In the modern world, where the long arm of the media seems to reach as far as that of the law, organising your own disappearance ought to be virtually impossible. But some big names are still on the loose.

"When you're on the run, you need a good cup of coffee," smirked Ronald Biggs in a Brazilian television commercial. Thirty years after he broke out from London's Wandsworth prison in July 1965, the Rio-based Great Train Robber remains one of the world's most successful evaders of justice. Apart from advertising coffee, he once made a single with the Sex Pistols and survived an episode in which bounty-hunters kidnapped him to Barbados.
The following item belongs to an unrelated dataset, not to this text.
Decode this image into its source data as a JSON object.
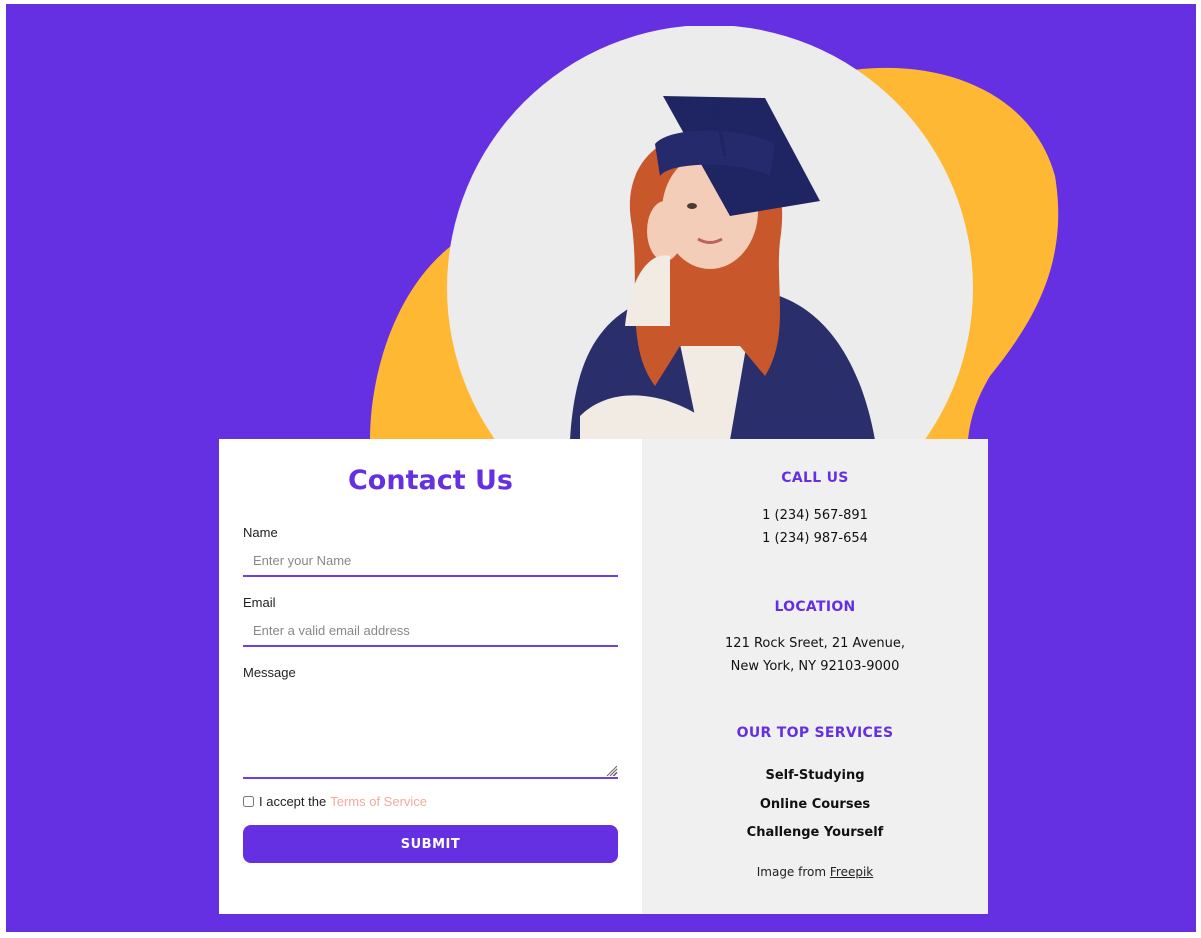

Mild stimulants aside, what is the best way to disappear from the world? Jurgen Schneider, the German tycoon arrested in Florida on Thursday, did not know the answer. Caught after one year despite discarding his toupee, he compares poorly with the seventh Earl of Lucan who vanished after the murder of his nanny more than 20 years ago and whose hiding place, if he is alive, remains a mystery.

John Stonehouse, the former Labour posts and telecommunications minister, fared no better than Mr Schneider.

Mr Stonehouse faked his own death off a Miami beach in 1974, but was tracked down a year later in Australia.

The trick is not necessarily to lay a multitude of false trails and hope never to be found. Rather, it seems more astute to enter a country with flexible or non-existent extradition practices and then to go public.

This is how Biggs has stayed so long in Brazil. Another example is Bettino Craxi, the former Italian prime minister who slipped away to Tunisia despite having been convicted of corruption.

Asil Nadir, the Turkish Cypriot owner of the collapsed Polly Peck conglomerate, cocked a snook at British justice by fleeing in 1993 while on bail to Turkish-occupied northern Cyprus. There, he gives interviews and enjoys the protection of a self-proclaimed state whose legitimacy Britain does not recognise.

By contrast, Nick Leeson, the banker, whose trading losses helped bring down Barings, is trapped, while German authorities ponder whether to extradite him back to Singapore.

South America used to be the place to go missing in, especially if you were of the Sieg Heil! persuasion. But, as the SS killer Adolf Eichmann discovered in Argentina in 1960, Israeli agents never give up. After 15 years in hiding, he was captured, returned to Israel and hanged.

The comedian Stephen Fry showed this year that actors can feel a similar need to lie low.

However, he surfaced soon after calling himself "a silly old fool", for having deserted his starring role in a West End play.